Excellent choice — visually stunning, strategically meaningful.

潜龙勿用 as a tattoo is striking because of the dragon character (龙), one of the most visually dynamic characters in Chinese. The image of a hidden dragon is universally legible across East Asian cultures.

Length and placement:

4 characters. Works on forearm (vertical), upper arm, ribcage, wrist, ankle, back of neck.

Visual considerations:

  • 潜 (qián) combines 氵 (water) + 替 (replace) — to submerge in water and become invisible. Beautiful etymology.
  • 龙 (lóng) is one of the most iconic characters in Chinese — pictographic in origin, with multiple flowing strokes. In traditional form 龍 it is even more elaborate.
  • 勿 (wù) is pictographic — originally a flag, now meaning “do not.”

Pairing options:

  • Often paired with 飞龙在天 (flying dragon in the sky, line 5) as the Hexagram 1 two-line tattoo
  • Sometimes combined with 亢龙有悔 (arrogant dragon has regret, line 6) for the cycle of success and overreach
  • Pairs beautifully with actual dragon imagery — the dragon tattoo around the characters is a classic East Asian tattoo design

Calligraphy style: Flowing semi-cursive (行书) or bold clerical script (隶书). The dragon character should have a sense of motion — even though the dragon is hidden, the calligraphy should suggest latent power.

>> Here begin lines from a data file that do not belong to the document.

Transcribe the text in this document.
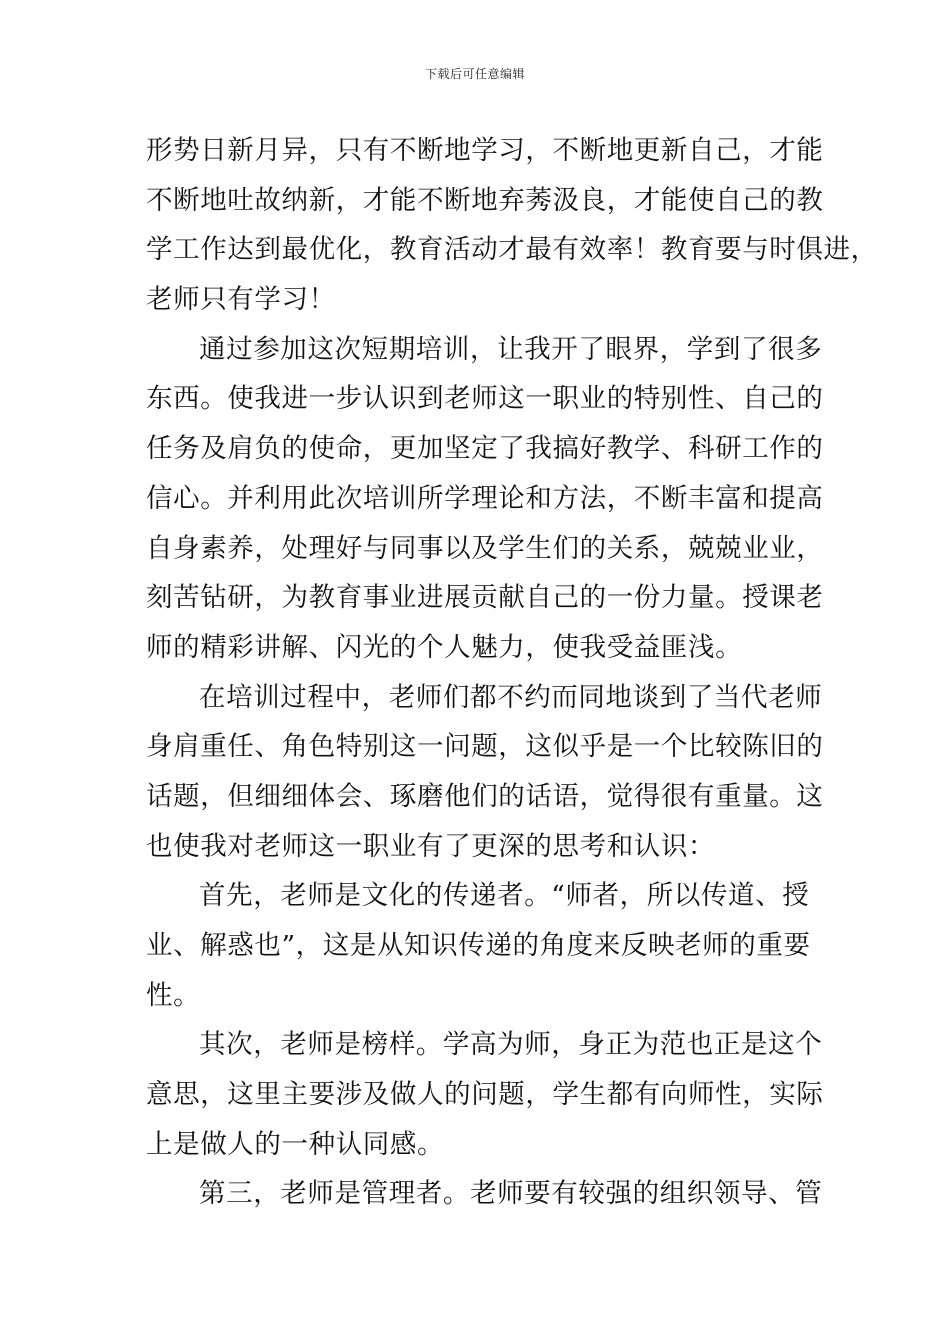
下载后可任意编辑
形势日新月异，只有不断地学习，不断地更新自己，才能
不断地吐故纳新，才能不断地弃莠汲良，才能使自己的教
学工作达到最优化，教育活动才最有效率！教育要与时俱进，
老师只有学习！
通过参加这次短期培训，让我开了眼界，学到了很多
东西。使我进一步认识到老师这一职业的特别性、自己的
任务及肩负的使命，更加坚定了我搞好教学、科研工作的
信心。并利用此次培训所学理论和方法，不断丰富和提高
自身素养，处理好与同事以及学生们的关系，兢兢业业，
刻苦钻研，为教育事业进展贡献自己的一份力量。授课老
师的精彩讲解、闪光的个人魅力，使我受益匪浅。
在培训过程中，老师们都不约而同地谈到了当代老师
身肩重任、角色特别这一问题，这似乎是一个比较陈旧的
话题，但细细体会、琢磨他们的话语，觉得很有重量。这
也使我对老师这一职业有了更深的思考和认识：
首先，老师是文化的传递者。“师者，所以传道、授
业、解惑也”，这是从知识传递的角度来反映老师的重要
性。
其次，老师是榜样。学高为师，身正为范也正是这个
意思，这里主要涉及做人的问题，学生都有向师性，实际
上是做人的一种认同感。
第三，老师是管理者。老师要有较强的组织领导、管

Audience: Safe across most contexts. Particularly appropriate for strategists, martial artists, entrepreneurs, and anyone in a development phase.

Best audience for the tattoo: Someone who has chosen patient capability-building over premature action — and who wants the tattoo as a reminder that staying hidden is the right choice when the time is not yet right. The tattoo is a strategic self-commitment: I will not emerge until I am ready.

Frequently Asked Questions

What does "潜龙勿用" mean in English?

Hidden dragon: do not use

How do you pronounce "潜龙勿用"?

The pinyin pronunciation is: Qián lóng wù yòng

What is the deeper meaning of "潜龙勿用"?

From Hexagram 1 (乾, Qián, 'The Creative'), the bottom line of the I Ching. A dragon — a symbol of immense creative power — is currently hidden. It has the potential but not the position. The advice: do not act yet. Build capability quietly. Acting prematurely wastes the potential.

What is the literal translation of "潜龙勿用"?

Hidden dragon, do not act — the I Ching's advice on patience during the early phase of any venture

Where does "潜龙勿用" come from?

This proverb originates from 周易 · 乾卦初九 (I Ching / Book of Changes, Hexagram 1, Line 1) (Western Zhou dynasty (~1046–771 BC)), attributed to Anonymous (traditionally Duke of Zhou, ~11th century BC).